Poor may lack 'powerful lobbies' but have 'greatest needs,' bishop says
Published: July 27, 2012
WASHINGTON (CNS) -- The head of the U.S. bishops' Committee on Domestic Justice and Human Development urged the Senate to retain tax credits that keep low-income Americans from sinking into poverty, saying it would be "unjust and unwise" to let them lapse while addressing tax-cut proposals for higher-income Americans. "It would be unjust and unwise to fail to renew improvements and extensions of low-income tax credits as the Congress addresses tax cuts for middle-income and wealthy Americans," said Bishops Stephen E. Blaire of Stockton, Calif., the committee's chairman, in a July 25 letter addressed to members of the Senate. "Poor working families and their children may not have the most powerful lobbies, but they have the greatest needs and the most compelling claim," he said. At issue are extending the earned income tax credit and the refundable child tax credit. The earned income tax credit was part of a Senate bill, the Middle Class Tax Cut Act, which passed the upper chamber 51-48 July 25. The bill now goes to the House, where its chances for passage are slimmer. A bill introduced July 24 by Rep. Richard Neal, D-Mass., that would, among other things, extend certain improvements in the child tax credit and the earned income tax credit was referred to the House Ways and Means Committee.
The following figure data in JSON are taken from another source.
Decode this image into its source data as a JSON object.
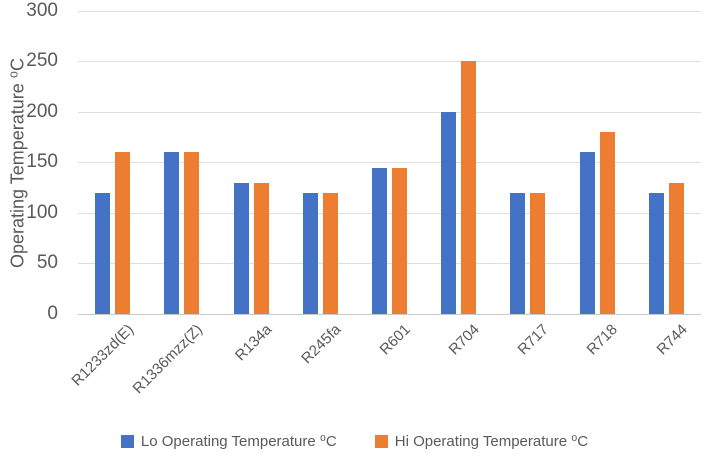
{
  "chart_data": {
    "type": "bar",
    "title": "",
    "categories": [
      "R1233zd(E)",
      "R1336mzz(Z)",
      "R134a",
      "R245fa",
      "R601",
      "R704",
      "R717",
      "R718",
      "R744"
    ],
    "series": [
      {
        "name": "Lo Operating Temperature ⁰C",
        "color": "#4472C4",
        "values": [
          120,
          160,
          130,
          120,
          145,
          200,
          120,
          160,
          120
        ]
      },
      {
        "name": "Hi Operating Temperature ⁰C",
        "color": "#ED7D31",
        "values": [
          160,
          160,
          130,
          120,
          145,
          250,
          120,
          180,
          130
        ]
      }
    ],
    "xlabel": "",
    "ylabel": "Operating Temperature ⁰C",
    "ylim": [
      0,
      300
    ],
    "yticks": [
      0,
      50,
      100,
      150,
      200,
      250,
      300
    ],
    "grid": true,
    "legend_position": "bottom",
    "colors": {
      "gridline": "#dedede",
      "axis_line": "#c9c9c9",
      "text": "#595959",
      "background": "#ffffff"
    }
  }
}
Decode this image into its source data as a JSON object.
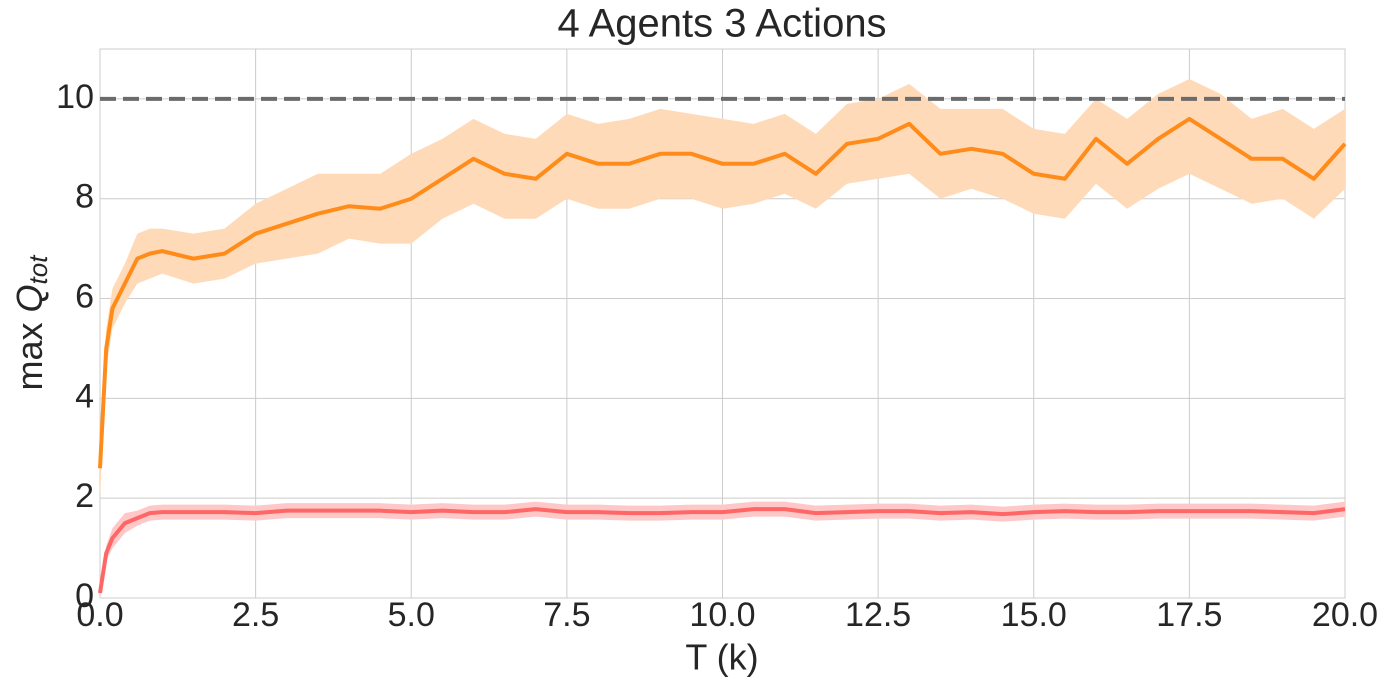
{
  "chart_data": {
    "type": "line",
    "title": "4 Agents 3 Actions",
    "xlabel": "T (k)",
    "ylabel": {
      "prefix": "max",
      "symbol": "Q",
      "subscript": "tot"
    },
    "x": [
      0,
      0.1,
      0.2,
      0.4,
      0.6,
      0.8,
      1.0,
      1.5,
      2.0,
      2.5,
      3.0,
      3.5,
      4.0,
      4.5,
      5.0,
      5.5,
      6.0,
      6.5,
      7.0,
      7.5,
      8.0,
      8.5,
      9.0,
      9.5,
      10.0,
      10.5,
      11.0,
      11.5,
      12.0,
      12.5,
      13.0,
      13.5,
      14.0,
      14.5,
      15.0,
      15.5,
      16.0,
      16.5,
      17.0,
      17.5,
      18.0,
      18.5,
      19.0,
      19.5,
      20.0
    ],
    "series": [
      {
        "color": "#ff8c1a",
        "band_color": "#ffdab8",
        "values": [
          2.6,
          5.0,
          5.8,
          6.3,
          6.8,
          6.9,
          6.95,
          6.8,
          6.9,
          7.3,
          7.5,
          7.7,
          7.85,
          7.8,
          8.0,
          8.4,
          8.8,
          8.5,
          8.4,
          8.9,
          8.7,
          8.7,
          8.9,
          8.9,
          8.7,
          8.7,
          8.9,
          8.5,
          9.1,
          9.2,
          9.5,
          8.9,
          9.0,
          8.9,
          8.5,
          8.4,
          9.2,
          8.7,
          9.2,
          9.6,
          9.2,
          8.8,
          8.8,
          8.4,
          9.1
        ],
        "lower": [
          2.0,
          4.6,
          5.4,
          5.9,
          6.3,
          6.4,
          6.5,
          6.3,
          6.4,
          6.7,
          6.8,
          6.9,
          7.2,
          7.1,
          7.1,
          7.6,
          7.9,
          7.6,
          7.6,
          8.0,
          7.8,
          7.8,
          8.0,
          8.0,
          7.8,
          7.9,
          8.1,
          7.8,
          8.3,
          8.4,
          8.5,
          8.0,
          8.2,
          8.0,
          7.7,
          7.6,
          8.3,
          7.8,
          8.2,
          8.5,
          8.2,
          7.9,
          8.0,
          7.6,
          8.2
        ],
        "upper": [
          3.2,
          5.4,
          6.2,
          6.7,
          7.3,
          7.4,
          7.4,
          7.3,
          7.4,
          7.9,
          8.2,
          8.5,
          8.5,
          8.5,
          8.9,
          9.2,
          9.6,
          9.3,
          9.2,
          9.7,
          9.5,
          9.6,
          9.8,
          9.7,
          9.6,
          9.5,
          9.7,
          9.3,
          9.9,
          10.0,
          10.3,
          9.8,
          9.8,
          9.8,
          9.4,
          9.3,
          10.0,
          9.6,
          10.1,
          10.4,
          10.1,
          9.6,
          9.8,
          9.4,
          9.8
        ]
      },
      {
        "color": "#ff6666",
        "band_color": "#ffc8c8",
        "values": [
          0.1,
          0.9,
          1.2,
          1.5,
          1.6,
          1.7,
          1.72,
          1.72,
          1.72,
          1.7,
          1.75,
          1.75,
          1.75,
          1.75,
          1.72,
          1.75,
          1.72,
          1.72,
          1.78,
          1.72,
          1.72,
          1.7,
          1.7,
          1.72,
          1.72,
          1.78,
          1.78,
          1.7,
          1.72,
          1.74,
          1.74,
          1.7,
          1.72,
          1.68,
          1.72,
          1.74,
          1.72,
          1.72,
          1.74,
          1.74,
          1.74,
          1.74,
          1.72,
          1.7,
          1.78
        ],
        "lower": [
          0.0,
          0.75,
          1.0,
          1.3,
          1.45,
          1.55,
          1.57,
          1.57,
          1.57,
          1.55,
          1.6,
          1.6,
          1.6,
          1.6,
          1.57,
          1.6,
          1.57,
          1.57,
          1.63,
          1.57,
          1.57,
          1.55,
          1.55,
          1.57,
          1.57,
          1.63,
          1.63,
          1.55,
          1.57,
          1.59,
          1.59,
          1.55,
          1.57,
          1.53,
          1.57,
          1.59,
          1.57,
          1.57,
          1.59,
          1.59,
          1.59,
          1.59,
          1.57,
          1.55,
          1.63
        ],
        "upper": [
          0.2,
          1.05,
          1.4,
          1.7,
          1.75,
          1.85,
          1.87,
          1.87,
          1.87,
          1.85,
          1.9,
          1.9,
          1.9,
          1.9,
          1.87,
          1.9,
          1.87,
          1.87,
          1.93,
          1.87,
          1.87,
          1.85,
          1.85,
          1.87,
          1.87,
          1.93,
          1.93,
          1.85,
          1.87,
          1.89,
          1.89,
          1.85,
          1.87,
          1.83,
          1.87,
          1.89,
          1.87,
          1.87,
          1.89,
          1.89,
          1.89,
          1.89,
          1.87,
          1.85,
          1.93
        ]
      }
    ],
    "hline": {
      "value": 10,
      "color": "#6b6b6b"
    },
    "xlim": [
      0,
      20
    ],
    "xticks": [
      {
        "value": 0,
        "label": "0.0"
      },
      2.5,
      {
        "value": 5,
        "label": "5.0"
      },
      7.5,
      {
        "value": 10,
        "label": "10.0"
      },
      12.5,
      {
        "value": 15,
        "label": "15.0"
      },
      17.5,
      {
        "value": 20,
        "label": "20.0"
      }
    ],
    "ylim": [
      0,
      11
    ],
    "yticks": [
      0,
      2,
      4,
      6,
      8,
      10
    ],
    "grid": true
  }
}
The Census Bureau estimated in 2011 that the earned income tax credit, in place since 1975, lifted 5.4 million Americans out of poverty in 2010. The credit was found to have cost the federal government more than $36 billion in 2004. A 2010 federal study found that between 22 and 30 percent who receive the credit do not qualify for it, a cost of $8 billion-$10 billion. But 15 to 25 percent who are eligible for it never claim it.